Whether its avionics capabilities, cabin connectivity, range, speed, fuel efficiency or any of a host of other performance-enhancing advancements, the past decade or so has seen amazing leaps forward in the capabilities offered by new business jets.
While the perception may, or may not, be accurate, to most of us, the only element of the current business jet that hasn’t benefitted from any real advancements have been the requirements and procedures for maintenance and inspections. Sure iPads and electronic documentation are making inroads, but everything else is pretty much where it was back when Lear 35s and Gulfstream IIIs were factory new.
Whether you’re a maintainer or an owner/operator, you’ll be happy to know that’s all going to change. And it will happen sooner than you think. Every business jet manufacturer is committed to developing and implementing new capabilities, materials and services to help their customers get the most value and reliability out of these amazing aircraft.

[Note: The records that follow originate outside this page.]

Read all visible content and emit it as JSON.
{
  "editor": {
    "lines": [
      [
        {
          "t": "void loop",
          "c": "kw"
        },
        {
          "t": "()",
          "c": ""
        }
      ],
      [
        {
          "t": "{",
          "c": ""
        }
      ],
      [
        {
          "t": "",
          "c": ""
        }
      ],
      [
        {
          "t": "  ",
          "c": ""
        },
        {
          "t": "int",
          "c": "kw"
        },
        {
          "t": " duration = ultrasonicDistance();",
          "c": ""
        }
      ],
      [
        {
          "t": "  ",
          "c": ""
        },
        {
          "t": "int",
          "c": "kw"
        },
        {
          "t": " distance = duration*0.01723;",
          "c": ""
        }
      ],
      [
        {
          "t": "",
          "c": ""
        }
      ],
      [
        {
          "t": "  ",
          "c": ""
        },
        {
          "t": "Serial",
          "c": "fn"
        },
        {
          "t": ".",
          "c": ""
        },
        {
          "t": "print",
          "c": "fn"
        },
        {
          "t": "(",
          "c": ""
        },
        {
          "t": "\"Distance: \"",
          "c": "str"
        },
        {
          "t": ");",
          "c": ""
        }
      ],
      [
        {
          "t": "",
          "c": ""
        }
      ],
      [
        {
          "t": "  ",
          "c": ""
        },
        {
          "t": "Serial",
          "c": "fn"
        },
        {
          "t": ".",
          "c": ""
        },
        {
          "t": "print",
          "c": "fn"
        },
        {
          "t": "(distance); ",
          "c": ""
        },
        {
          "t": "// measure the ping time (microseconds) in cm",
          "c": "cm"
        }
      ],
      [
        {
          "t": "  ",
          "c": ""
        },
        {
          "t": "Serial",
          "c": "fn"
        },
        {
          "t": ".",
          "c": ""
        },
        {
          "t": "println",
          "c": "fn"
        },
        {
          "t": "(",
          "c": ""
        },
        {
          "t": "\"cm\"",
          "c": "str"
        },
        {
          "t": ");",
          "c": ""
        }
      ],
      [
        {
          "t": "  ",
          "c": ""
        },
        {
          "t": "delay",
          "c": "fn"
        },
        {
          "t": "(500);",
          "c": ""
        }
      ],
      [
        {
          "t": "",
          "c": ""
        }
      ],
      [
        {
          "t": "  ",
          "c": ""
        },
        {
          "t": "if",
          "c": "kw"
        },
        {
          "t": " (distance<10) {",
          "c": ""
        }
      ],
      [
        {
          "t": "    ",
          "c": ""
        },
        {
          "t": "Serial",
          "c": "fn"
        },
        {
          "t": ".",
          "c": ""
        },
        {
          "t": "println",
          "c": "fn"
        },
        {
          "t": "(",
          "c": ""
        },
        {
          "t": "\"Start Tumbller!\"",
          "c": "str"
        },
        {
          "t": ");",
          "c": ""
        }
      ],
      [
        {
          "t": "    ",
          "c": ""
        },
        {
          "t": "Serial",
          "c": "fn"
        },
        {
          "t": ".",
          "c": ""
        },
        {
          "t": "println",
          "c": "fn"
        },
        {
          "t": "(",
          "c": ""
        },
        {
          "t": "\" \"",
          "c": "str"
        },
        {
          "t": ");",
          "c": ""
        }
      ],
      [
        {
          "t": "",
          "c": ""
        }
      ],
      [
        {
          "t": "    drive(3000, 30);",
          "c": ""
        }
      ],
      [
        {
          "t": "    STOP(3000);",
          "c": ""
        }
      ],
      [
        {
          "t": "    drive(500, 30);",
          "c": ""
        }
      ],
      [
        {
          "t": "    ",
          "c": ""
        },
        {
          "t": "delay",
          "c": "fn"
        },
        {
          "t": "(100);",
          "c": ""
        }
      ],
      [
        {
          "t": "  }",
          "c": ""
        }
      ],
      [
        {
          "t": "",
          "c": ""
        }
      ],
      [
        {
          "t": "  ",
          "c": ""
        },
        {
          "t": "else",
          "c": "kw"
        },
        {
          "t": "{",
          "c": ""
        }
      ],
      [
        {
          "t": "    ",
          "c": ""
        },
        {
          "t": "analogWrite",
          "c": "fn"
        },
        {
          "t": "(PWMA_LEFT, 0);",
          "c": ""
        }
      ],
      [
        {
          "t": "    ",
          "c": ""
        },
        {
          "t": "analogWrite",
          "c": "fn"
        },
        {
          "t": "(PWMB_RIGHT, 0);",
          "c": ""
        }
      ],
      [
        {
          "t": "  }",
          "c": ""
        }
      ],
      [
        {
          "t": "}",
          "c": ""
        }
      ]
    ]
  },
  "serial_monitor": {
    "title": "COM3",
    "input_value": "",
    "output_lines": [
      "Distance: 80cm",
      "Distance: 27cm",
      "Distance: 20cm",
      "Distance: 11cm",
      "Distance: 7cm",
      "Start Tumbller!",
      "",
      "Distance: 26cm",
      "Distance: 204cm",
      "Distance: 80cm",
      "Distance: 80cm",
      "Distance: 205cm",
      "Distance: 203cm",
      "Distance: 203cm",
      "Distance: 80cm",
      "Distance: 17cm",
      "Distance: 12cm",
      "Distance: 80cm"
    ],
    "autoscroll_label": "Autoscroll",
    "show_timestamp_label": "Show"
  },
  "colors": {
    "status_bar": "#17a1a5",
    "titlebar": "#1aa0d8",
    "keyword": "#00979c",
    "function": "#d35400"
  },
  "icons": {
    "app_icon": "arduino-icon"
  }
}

To learn more about what’s coming, Aviation Maintenance magazine assembled a virtual roundtable of leaders from Embraer, Falcon Jet, Gulfstream and Textron Aviation, (Bombardier and Honda Jet were both contacted, but declined to participate, ED), to find out what these leading OEMs are doing to introduce new technologies and materials to bring significant technological advancements to aircraft production, inspection, and maintenance.
Dassault Falcon Jet
When it comes to introducing new technologies or manufacturing techniques into the development and production of its business jet line, Dassault Falcon Jet has the advantage of being able to pull from its deep roots in high-performance military aircraft for inspiration.
“When it comes to engineering and development, we really benefit from the duality of our history in the defense and business aviation sides,” John Loh, Dassault Falcon Jet’s vice president of Customer Service said. “Our R&D activities related to improving our maintenance programs in both sectors are a constant focus for us.”
Because of that ongoing effort and stimulus from its commercial and defense customers, the company has identified a number of new technologies and processes which range from using drones for aircraft inspections to new diagnostic apps, to advanced fleet maintenance data analytics, to a new paint application process, and many more.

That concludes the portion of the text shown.